Les pouvoirs de la Direction générale de la concurrence, de la consommation et de la répression des fraudes (DGCCRF) en matière d'astreintes et de mises en demeure prononcées à l'encontre des influenceurs sont renforcés et permettent d’obliger l’influenceur à retirer son contenu illicite ou à se mettre en conformité sous peine d’une astreinte journalière pouvant atteindre 1% de son chiffre d’affaires.
Ce nouveau pouvoir vient compléter l’arsenal des autorités compétentes qui peuvent déjà ordonner aux prestataires du numérique, le retrait d’un contenu illicite en cas de non-respect d’une mesure d’injonction. D’autres sanctions peuvent être prononcées par l’autorité des marchés financiers (AMF) et l’autorité nationale des jeux (ANJ) selon leurs pouvoirs propres.
Les parlementaires ont enfin demandé (art. 17) au gouvernement un rapport d'évaluation de la loi dans les deux ans de sa publication ainsi que sur l'évolution des moyens de la DGCCRF en la matière. - Juin 2023 - Rapport 2022 du médiateur de l'Autorité des marchés financiers (AMF)
- Le médiateur de l’Autorité des marchés financiers (AMF)*, Madame Marielle Cohen-Branche, médiateur public référencé par la Commission d’évaluation et de contrôle de la médiation de la consommation (CECMC) a publié son rapport annuel 2022.
Dans ce rapport de 68 pages, le médiateur dresse le bilan d’une année de forte activité.

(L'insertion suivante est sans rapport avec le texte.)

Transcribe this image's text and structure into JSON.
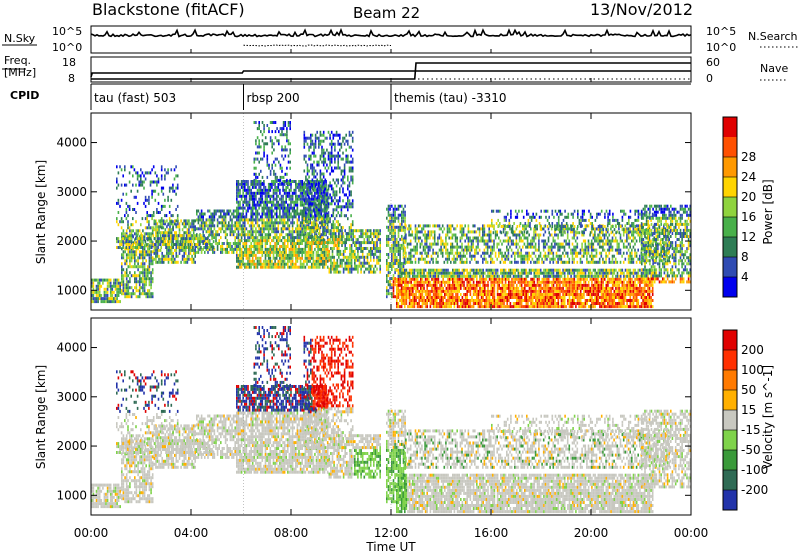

Le nombre de demandes de médiation reçues reste au niveau élevé de 2021. Le nombre d’avis rendus a quant à lui atteint un record : +30% par rapport à 2021 et un doublement par rapport à 2020. Le PEA, l’épargne salariale, les ordres de bourse et les crypto-actifs demeurent des thématiques de médiation très représentées dans les dossiers traités. Le rapport est également l’occasion pour le médiateur de formuler des recommandations à l’égard des professionnels.